The film’s central mysteries center around who steals from whom and who teaches whom a lesson.

Anna Patarakina, Courtesy of Bleecker Street
Richard E. Grant in Bleecker Street's 'The Lesson.' Anna Patarakina, Courtesy of Bleecker Street

Alice Troughton, a veteran TV director who worked on “Doctor Who,” characterizes her feature debut, “The Lesson,” as a noir. Although the film does indeed embody many tropes of the genre, its looks are decidedly deceiving. 

It takes place mostly at the posh country estate of esteemed novelist J. M. Sinclair (Richard E. Grant), a milieu seemingly lifted from some Merchant-Ivory production. The visuals and tone don’t register as at all gritty or sinister. 

The film also foreshadows liberally during its prologue, to the point that it takes some suspense out of the proceedings. Nevertheless, it is every bit as absorbing and pitch black as film noir gets. 

In the prologue, we see Liam (Daryl McCormack) discussing his auspicious novel onstage in a public talk. The narrative then jumps all the way back to his pre-fame days, with a framed photo of Sinclair on the wall of his modest study. 

Liam watches on YouTube a discussion with Sinclair — one identical to that in which Liam himself partakes at the outset — during which the literary giant proclaims that there are no new ideas — good writers borrow; great writers steal. The film’s central mysteries, then, must be who steals from whom and who teaches whom a lesson. 

The main part commences with Liam reporting for duty as a private English tutor for young Bertie (Stephen McMillan), who seems standoffish and in need of an attitude adjustment. His mother, Hélène (Julie Delpy), mentions offhand that the previous tutor did not last long. 

Liam remains undeterred because, as you’ve probably guessed, this is Sinclair’s home. Hélène stipulates strict rules on guarding the family’s privacy, complete with a nondisclosure agreement. That however does not stop Liam from constantly looking for an entrée to worm his way to his idol. 

At night, the aspiring novelist peeps in on the veteran in his study either typing fervently or sleeping with Hélène. While Liam’s obsessive stalker-esque behavior is alarming, it soon becomes apparent that something more unscrupulous is afoot in the Sinclair household when Liam is offered clothes that belonged to the family’s dead older son. 

Mr. McCormack, who gave a star-making turn opposite Emma Thompson in last year’s “Good Luck to You, Leo Grande,” delivers another luminous performance. Like Leo Grand, Liam is a charmer who emits an air of sophistication appropriate for a student of literature. 

Yet here he also projects the disarming zest of an eager pleaser that might just make him the perfect fall guy for a shrewd femme fatale. He walks the tightrope between coming across as invasive and simply being extra. 

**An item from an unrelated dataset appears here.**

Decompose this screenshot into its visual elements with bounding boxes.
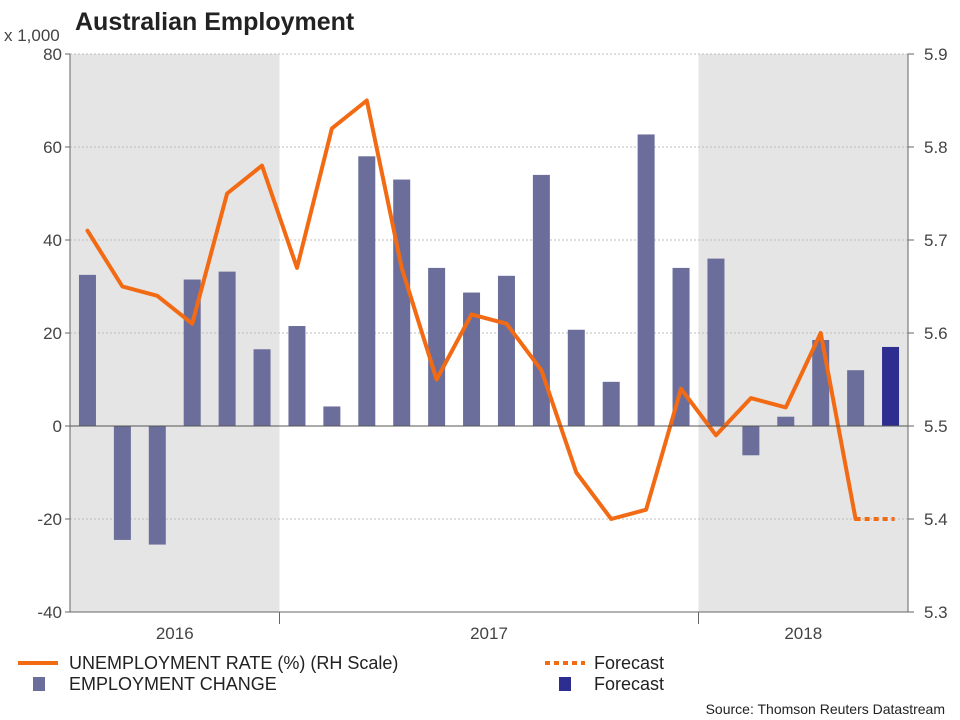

Mr. Grant’s performance is masterfully nuanced, leaving enough ambiguity as to whether Sinclair’s volatile temperament is that of a formidable father figure holding others to impossible standards or an insecure hack lashing out at those displaying any signs of talent and promise. Despite Sinclair’s disposition to mood swings, Mr. Grant makes the character cohesive and believable. 

Screenwriter Alex MacKeith told the audience at the film’s Tribeca Festival world premiere that he drew on his own experience as a private tutor. The film is spot on in its depiction of Liam trying to find his feet in a social setting ordinarily beyond his reach. 

Even though the ample foreshadowing makes the film slightly predictable, the excellent cast keeps viewers guessing. Though some of the integral supporting characters, such as Hélène and the butler played by Crispin Letts, seem a bit underwritten. 

Ms. Troughton’s impressively assured direction keeps the film at a tight pace. There’s nary a dull moment. More could be done to help maximize the suspenseful atmosphere, but that’s getting a bit nitpicky. “The Lesson” is a neat little chamber piece that will have you looking forward to what the many talents involved might do next.